Typically, the rings pay $500 to $1,500 to a young immigrant assigned to steal a car, investigators said. Other people in the ring forge titles, handle the shipping and get the vehicle from the port in Africa or Europe to the intended buyer, perhaps through several intermediaries, they said.
And while it's nothing new for stolen American cars to end up overseas, thieves are apparently resorting to carjacking because new luxury cars can be nearly impossible to steal without a key.
"They can't wait until the victim parks their car and steal it, because they need the key," said Philadelphia Police Lt. Frank Vanore. "But their propensity to violence is scary, because they're young males and they are obviously armed with firearms."

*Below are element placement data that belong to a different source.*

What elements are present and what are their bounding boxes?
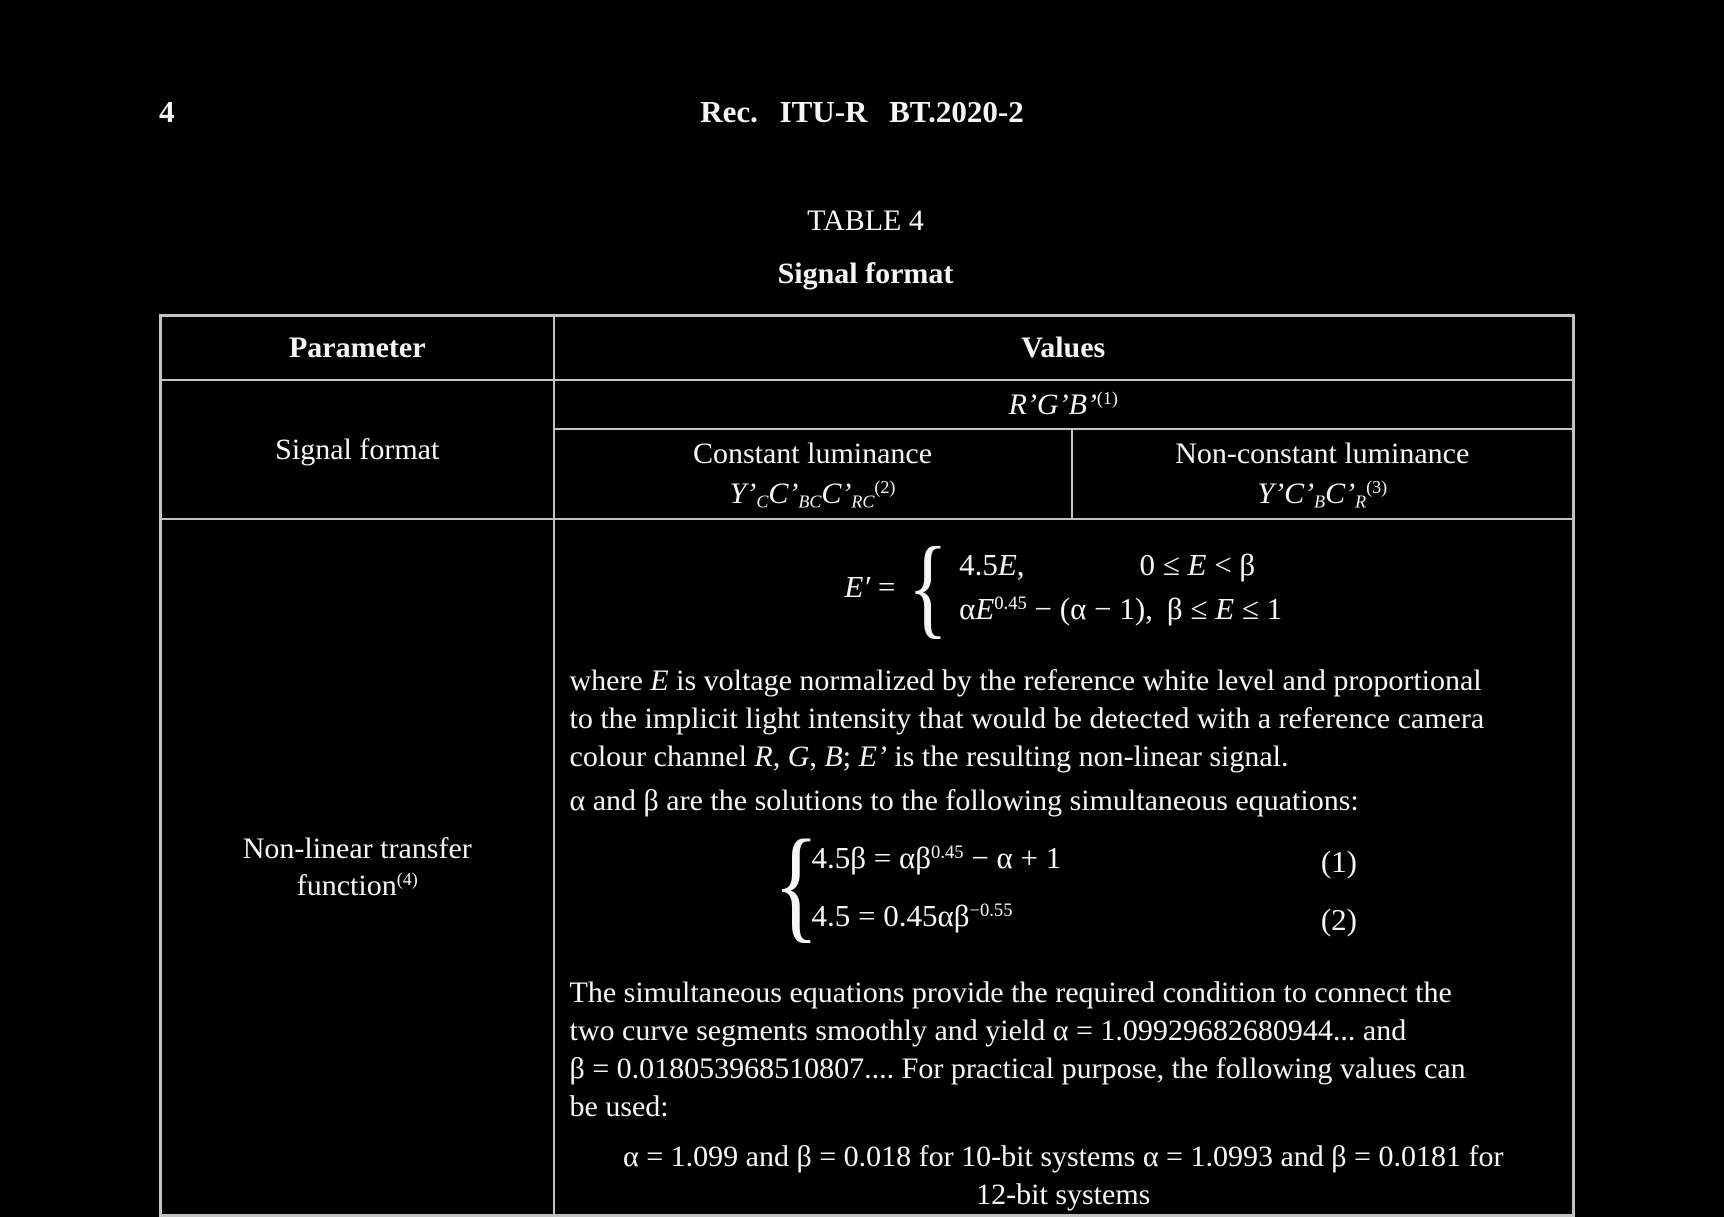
transfer-footnote-marker: (4): [396, 869, 418, 890]
transfer-function-row: [161, 519, 1574, 1216]
piecewise-case-2: $\alpha E^{0.45} - (\alpha - 1)$, β ≤ E ≤ 1: [959, 591, 1283, 626]
equation-2-number: (2): [1320, 902, 1358, 937]
text-line: to the implicit light intensity that would be detected with a reference camera: [569, 702, 1485, 735]
rgb-formula: R’G’B’: [1008, 387, 1097, 421]
page-number: 4: [159, 94, 175, 129]
practical-values: [570, 1138, 1558, 1214]
text-line: colour channel R, G, B; E’ is the resulting non-linear signal.: [569, 740, 1289, 773]
text-line: where E is voltage normalized by the reference white level and proportional: [569, 664, 1482, 697]
piecewise-case-1: 4.5E, 0 ≤ E < β: [959, 547, 1256, 582]
signal-format-table: [159, 314, 1575, 1217]
piecewise-lhs: E′ =: [844, 569, 896, 604]
constant-footnote-marker: (2): [874, 477, 896, 498]
non-constant-luminance-cell: [1072, 429, 1574, 519]
text-line: The simultaneous equations provide the required condition to connect the: [569, 976, 1452, 1009]
rgb-format-row: [161, 380, 1574, 429]
non-constant-luminance-formula: $Y’C’_BC’_R^{(3)}$: [1257, 477, 1388, 512]
text-line: two curve segments smoothly and yield α = 1.09929682680944... and: [569, 1014, 1407, 1047]
signal-format-label-cell: Signal format: [161, 380, 554, 519]
left-brace: {: [908, 525, 949, 649]
left-brace: {: [773, 815, 819, 954]
equation-2: $4.5 = 0.45\alpha\beta^{-0.55}$: [811, 898, 1013, 933]
transfer-function-label-cell: Non-linear transfer function$^{(4)}$: [161, 519, 554, 1216]
constant-luminance-title: Constant luminance: [692, 437, 933, 470]
table-caption-label: TABLE 4: [807, 204, 924, 237]
transfer-function-content-cell: [554, 519, 1574, 1216]
parameter-header-cell: Parameter: [161, 316, 554, 381]
text-line: 12-bit systems: [976, 1178, 1151, 1211]
rgb-footnote-marker: (1): [1096, 387, 1118, 408]
equation-1: $4.5\beta = \alpha\beta^{0.45} - \alpha + 1$: [811, 840, 1062, 875]
text-line: β = 0.018053968510807.... For practical purpose, the following values can: [569, 1052, 1466, 1085]
table-header-row: [161, 316, 1574, 381]
text-line: α = 1.099 and β = 0.018 for 10-bit systems α = 1.0993 and β = 0.0181 for: [623, 1140, 1504, 1173]
values-header-cell: Values: [554, 316, 1574, 381]
constant-luminance-formula: $Y’_CC’_{BC}C’_{RC}^{(2)}$: [729, 477, 896, 512]
rgb-format-cell: [554, 380, 1574, 429]
non-constant-luminance-title: Non-constant luminance: [1175, 437, 1470, 470]
text-line: α and β are the solutions to the following simultaneous equations:: [569, 784, 1359, 817]
constant-luminance-cell: [554, 429, 1072, 519]
simultaneous-equations: [570, 815, 1558, 974]
text-line: be used:: [569, 1090, 669, 1123]
solution-paragraph: [570, 974, 1558, 1126]
transfer-function-label: Non-linear transfer: [242, 832, 472, 865]
equation-1-number: (1): [1320, 844, 1358, 879]
definition-paragraph: [570, 662, 1558, 820]
non-constant-footnote-marker: (3): [1366, 477, 1388, 498]
table-caption-title: Signal format: [777, 257, 954, 290]
piecewise-equation: [570, 526, 1558, 648]
document-title: Rec. ITU-R BT.2020-2: [700, 94, 1024, 129]
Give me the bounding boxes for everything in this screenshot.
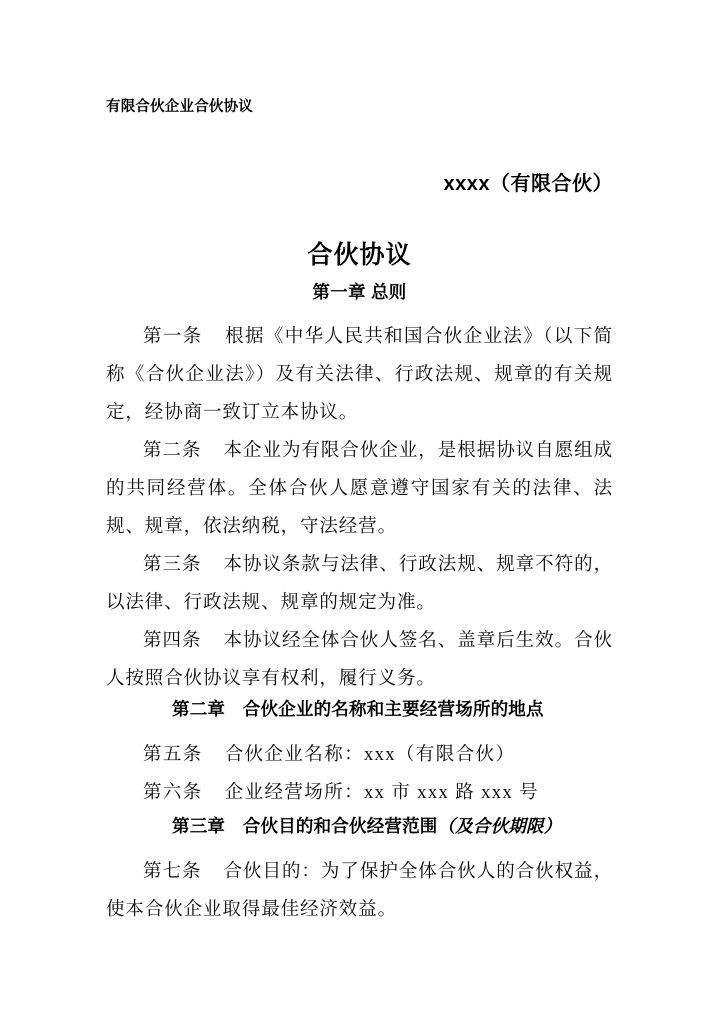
page-title: 合伙协议 — [307, 241, 412, 269]
article-paragraph-1 — [106, 318, 613, 432]
article-text-4: 本协议经全体合伙人签名、盖章后生效。合伙人按照合伙协议享有权利，履行义务。 — [106, 631, 613, 689]
chapter-heading-3 — [106, 816, 613, 837]
chapter-heading-3-italic: （及合伙期限） — [437, 816, 562, 836]
article-label-6: 第六条 — [143, 783, 203, 803]
article-paragraph-6 — [106, 774, 613, 812]
article-paragraph-5 — [106, 736, 613, 774]
chapter-heading-3-plain: 第三章 合伙目的和合伙经营范围 — [172, 816, 438, 836]
article-paragraph-7 — [106, 853, 613, 929]
company-name-line: xxxx（有限合伙） — [443, 173, 613, 195]
article-label-3: 第三条 — [143, 555, 202, 575]
article-paragraph-3 — [106, 546, 613, 622]
chapter-heading-1: 第一章 总则 — [312, 282, 407, 302]
article-text-6: 企业经营场所：xx 市 xxx 路 xxx 号 — [224, 783, 540, 803]
article-label-5: 第五条 — [143, 745, 203, 765]
article-label-7: 第七条 — [143, 862, 202, 882]
article-text-1: 根据《中华人民共和国合伙企业法》（以下简称《合伙企业法》）及有关法律、行政法规、规章的有关规定，经协商一致订立本协议。 — [106, 327, 613, 423]
document-header-title: 有限合伙企业合伙协议 — [106, 99, 253, 115]
article-paragraph-4 — [106, 622, 613, 698]
article-text-2: 本企业为有限合伙企业，是根据协议自愿组成的共同经营体。全体合伙人愿意遵守国家有关的法律、法规、规章，依法纳税，守法经营。 — [106, 441, 613, 537]
chapter-heading-2: 第二章 合伙企业的名称和主要经营场所的地点 — [172, 699, 544, 719]
article-text-5: 合伙企业名称：xxx（有限合伙） — [224, 745, 516, 765]
article-label-4: 第四条 — [143, 631, 202, 651]
article-text-7: 合伙目的：为了保护全体合伙人的合伙权益，使本合伙企业取得最佳经济效益。 — [106, 862, 613, 920]
article-text-3: 本协议条款与法律、行政法规、规章不符的，以法律、行政法规、规章的规定为准。 — [106, 555, 613, 613]
article-label-1: 第一条 — [143, 327, 203, 347]
article-label-2: 第二条 — [143, 441, 202, 461]
article-paragraph-2 — [106, 432, 613, 546]
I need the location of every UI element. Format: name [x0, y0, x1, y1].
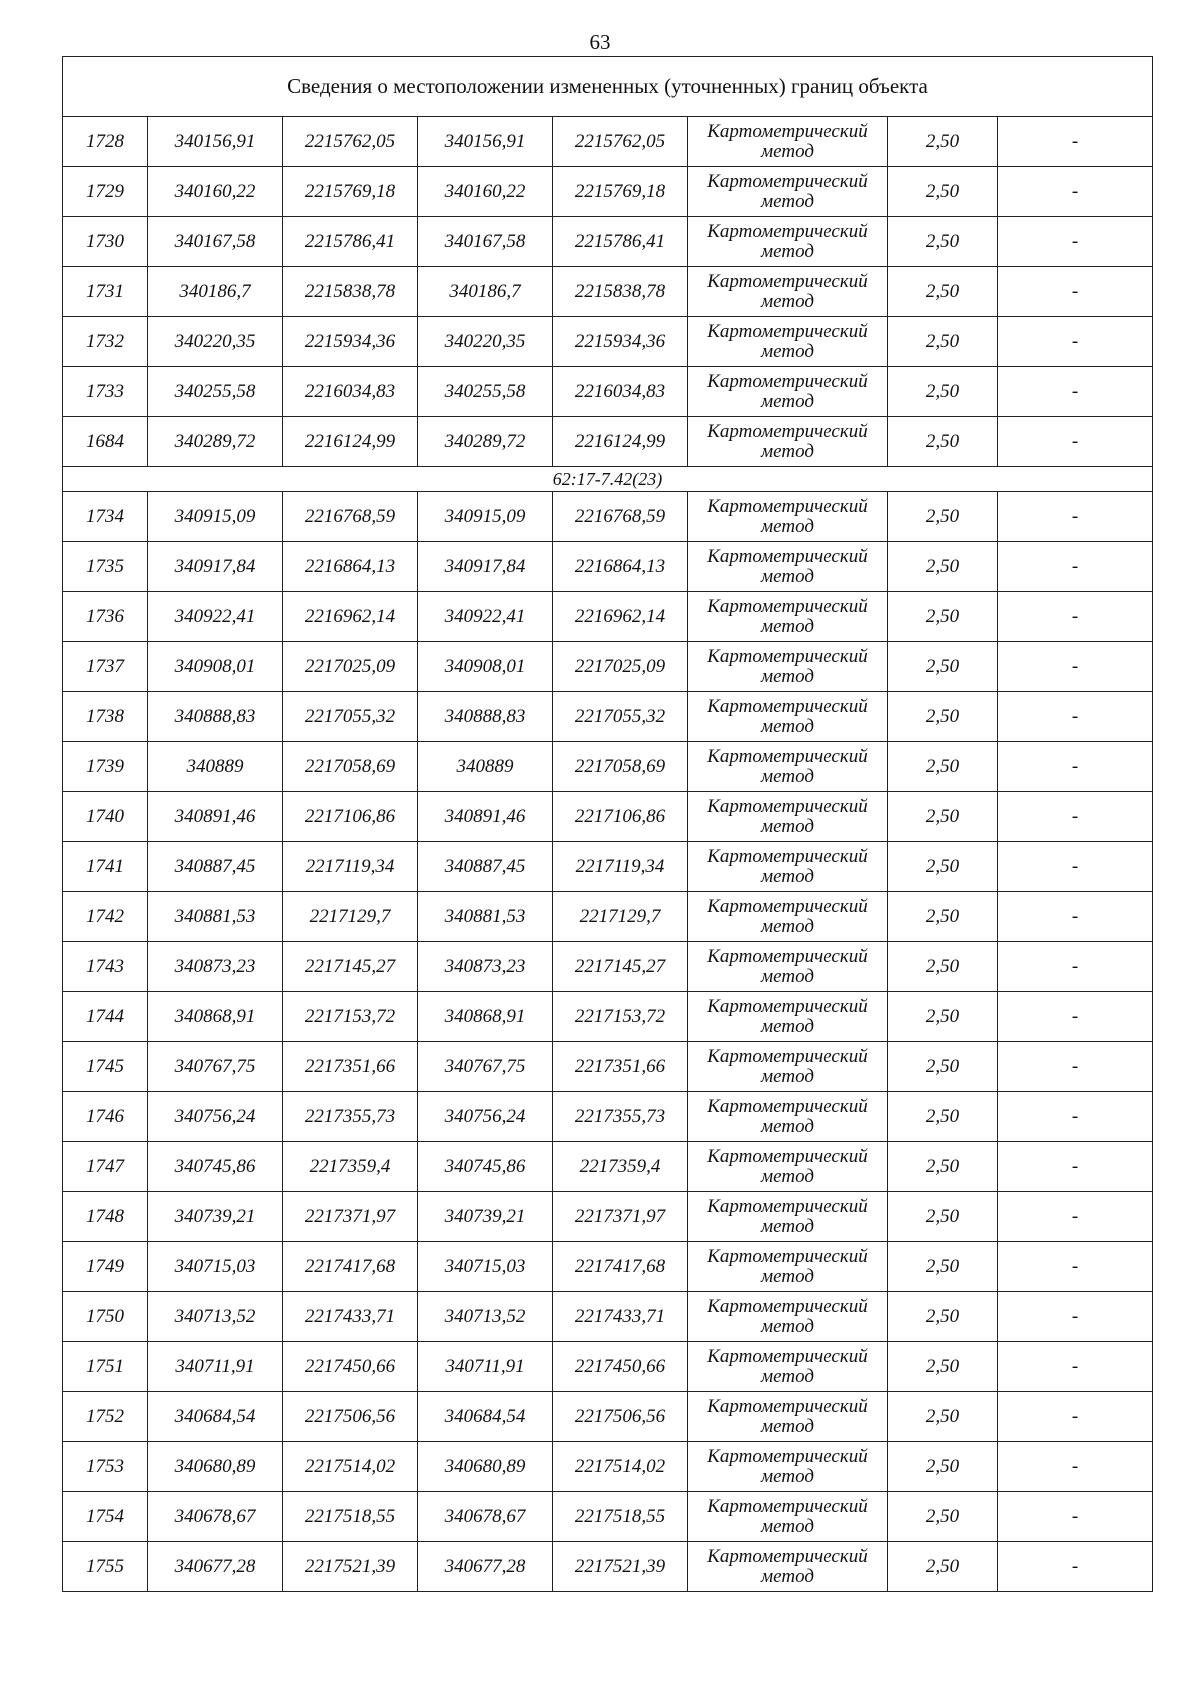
description-cell: -	[998, 1242, 1153, 1292]
accuracy-cell: 2,50	[888, 1192, 998, 1242]
accuracy-cell: 2,50	[888, 492, 998, 542]
point-number-cell: 1744	[63, 992, 148, 1042]
refined-x-cell: 340711,91	[418, 1342, 553, 1392]
description-cell: -	[998, 267, 1153, 317]
table-row	[63, 1192, 1153, 1242]
table-row	[63, 642, 1153, 692]
table-row	[63, 217, 1153, 267]
refined-y-cell: 2215786,41	[553, 217, 688, 267]
existing-y-cell: 2216124,99	[283, 417, 418, 467]
existing-x-cell: 340889	[148, 742, 283, 792]
accuracy-cell: 2,50	[888, 942, 998, 992]
point-number-cell: 1747	[63, 1142, 148, 1192]
refined-y-cell: 2217518,55	[553, 1492, 688, 1542]
existing-y-cell: 2217153,72	[283, 992, 418, 1042]
existing-y-cell: 2217433,71	[283, 1292, 418, 1342]
refined-x-cell: 340908,01	[418, 642, 553, 692]
description-cell: -	[998, 417, 1153, 467]
refined-y-cell: 2217417,68	[553, 1242, 688, 1292]
table-row	[63, 1142, 1153, 1192]
description-cell: -	[998, 1542, 1153, 1592]
refined-x-cell: 340739,21	[418, 1192, 553, 1242]
point-number-cell: 1730	[63, 217, 148, 267]
point-number-cell: 1740	[63, 792, 148, 842]
refined-x-cell: 340767,75	[418, 1042, 553, 1092]
point-number-cell: 1731	[63, 267, 148, 317]
refined-y-cell: 2215838,78	[553, 267, 688, 317]
accuracy-cell: 2,50	[888, 167, 998, 217]
point-number-cell: 1750	[63, 1292, 148, 1342]
refined-y-cell: 2217055,32	[553, 692, 688, 742]
existing-y-cell: 2217106,86	[283, 792, 418, 842]
accuracy-cell: 2,50	[888, 1042, 998, 1092]
refined-x-cell: 340678,67	[418, 1492, 553, 1542]
accuracy-cell: 2,50	[888, 842, 998, 892]
table-title: Сведения о местоположении измененных (уточненных) границ объекта	[63, 57, 1153, 117]
method-cell: Картометрический метод	[688, 992, 888, 1042]
refined-y-cell: 2217351,66	[553, 1042, 688, 1092]
page-number: 63	[589, 30, 611, 54]
method-cell: Картометрический метод	[688, 942, 888, 992]
method-cell: Картометрический метод	[688, 692, 888, 742]
accuracy-cell: 2,50	[888, 117, 998, 167]
point-number-cell: 1735	[63, 542, 148, 592]
description-cell: -	[998, 1192, 1153, 1242]
existing-x-cell: 340908,01	[148, 642, 283, 692]
table-row	[63, 1292, 1153, 1342]
refined-x-cell: 340891,46	[418, 792, 553, 842]
method-cell: Картометрический метод	[688, 417, 888, 467]
table-row	[63, 167, 1153, 217]
accuracy-cell: 2,50	[888, 417, 998, 467]
existing-x-cell: 340887,45	[148, 842, 283, 892]
table-header-row	[63, 57, 1153, 117]
refined-x-cell: 340915,09	[418, 492, 553, 542]
point-number-cell: 1729	[63, 167, 148, 217]
table-row	[63, 1342, 1153, 1392]
description-cell: -	[998, 1292, 1153, 1342]
description-cell: -	[998, 217, 1153, 267]
refined-y-cell: 2217450,66	[553, 1342, 688, 1392]
refined-y-cell: 2217058,69	[553, 742, 688, 792]
point-number-cell: 1736	[63, 592, 148, 642]
existing-x-cell: 340715,03	[148, 1242, 283, 1292]
description-cell: -	[998, 892, 1153, 942]
method-cell: Картометрический метод	[688, 1042, 888, 1092]
refined-y-cell: 2217106,86	[553, 792, 688, 842]
refined-y-cell: 2216962,14	[553, 592, 688, 642]
method-cell: Картометрический метод	[688, 217, 888, 267]
existing-x-cell: 340684,54	[148, 1392, 283, 1442]
method-cell: Картометрический метод	[688, 117, 888, 167]
existing-y-cell: 2217119,34	[283, 842, 418, 892]
refined-x-cell: 340186,7	[418, 267, 553, 317]
existing-y-cell: 2217351,66	[283, 1042, 418, 1092]
table-row	[63, 417, 1153, 467]
accuracy-cell: 2,50	[888, 217, 998, 267]
method-cell: Картометрический метод	[688, 1092, 888, 1142]
table-row	[63, 742, 1153, 792]
existing-x-cell: 340888,83	[148, 692, 283, 742]
method-cell: Картометрический метод	[688, 1342, 888, 1392]
table-row	[63, 317, 1153, 367]
section-label-row	[63, 467, 1153, 492]
method-cell: Картометрический метод	[688, 1242, 888, 1292]
existing-y-cell: 2217514,02	[283, 1442, 418, 1492]
method-cell: Картометрический метод	[688, 317, 888, 367]
table-row	[63, 842, 1153, 892]
existing-x-cell: 340678,67	[148, 1492, 283, 1542]
description-cell: -	[998, 692, 1153, 742]
refined-x-cell: 340922,41	[418, 592, 553, 642]
accuracy-cell: 2,50	[888, 1242, 998, 1292]
existing-x-cell: 340891,46	[148, 792, 283, 842]
table-row	[63, 1542, 1153, 1592]
existing-y-cell: 2217055,32	[283, 692, 418, 742]
accuracy-cell: 2,50	[888, 317, 998, 367]
existing-y-cell: 2215934,36	[283, 317, 418, 367]
refined-y-cell: 2216768,59	[553, 492, 688, 542]
existing-x-cell: 340868,91	[148, 992, 283, 1042]
existing-x-cell: 340289,72	[148, 417, 283, 467]
point-number-cell: 1752	[63, 1392, 148, 1442]
point-number-cell: 1739	[63, 742, 148, 792]
description-cell: -	[998, 317, 1153, 367]
table-row	[63, 1042, 1153, 1092]
existing-y-cell: 2217521,39	[283, 1542, 418, 1592]
description-cell: -	[998, 642, 1153, 692]
point-number-cell: 1733	[63, 367, 148, 417]
method-cell: Картометрический метод	[688, 267, 888, 317]
point-number-cell: 1746	[63, 1092, 148, 1142]
accuracy-cell: 2,50	[888, 1292, 998, 1342]
refined-x-cell: 340160,22	[418, 167, 553, 217]
point-number-cell: 1751	[63, 1342, 148, 1392]
refined-y-cell: 2217355,73	[553, 1092, 688, 1142]
refined-x-cell: 340156,91	[418, 117, 553, 167]
accuracy-cell: 2,50	[888, 542, 998, 592]
refined-x-cell: 340873,23	[418, 942, 553, 992]
existing-x-cell: 340677,28	[148, 1542, 283, 1592]
description-cell: -	[998, 592, 1153, 642]
table-row	[63, 692, 1153, 742]
accuracy-cell: 2,50	[888, 992, 998, 1042]
description-cell: -	[998, 742, 1153, 792]
description-cell: -	[998, 542, 1153, 592]
method-cell: Картометрический метод	[688, 167, 888, 217]
table-row	[63, 542, 1153, 592]
table-row	[63, 1392, 1153, 1442]
refined-x-cell: 340889	[418, 742, 553, 792]
method-cell: Картометрический метод	[688, 1142, 888, 1192]
method-cell: Картометрический метод	[688, 892, 888, 942]
refined-y-cell: 2216124,99	[553, 417, 688, 467]
method-cell: Картометрический метод	[688, 367, 888, 417]
existing-y-cell: 2216034,83	[283, 367, 418, 417]
existing-y-cell: 2216864,13	[283, 542, 418, 592]
point-number-cell: 1742	[63, 892, 148, 942]
accuracy-cell: 2,50	[888, 692, 998, 742]
existing-x-cell: 340680,89	[148, 1442, 283, 1492]
existing-x-cell: 340220,35	[148, 317, 283, 367]
existing-y-cell: 2217450,66	[283, 1342, 418, 1392]
existing-x-cell: 340767,75	[148, 1042, 283, 1092]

Donzo, who came to the U.S. in 2003, did well enough at a Philadelphia public high school to win admission to college. But instead of enrolling in the fall of 2006, he was arrested for trying to carjack a nurse at gunpoint outside her Bensalem home that September.
"Donzo pulled a gun from his waistband and told her to give him the keys," Assistant U.S. Attorney Paul Gray said.
The plot failed when Donzo and an accomplice, even with the key, could not start the vehicle's tricky ignition system. He was convicted during a summer trial in which co-defendant Joseph Jarlee testified against him, Gray said.
Prosecutors are seeking a sentence of more than 11 years in prison, not to mention the deportation that would likely follow.
Donzo's defense lawyer, Andrew F. Erba, did not return a telephone message Monday.
It was not immediately clear if Sannoh and the Kamaras had lawyers.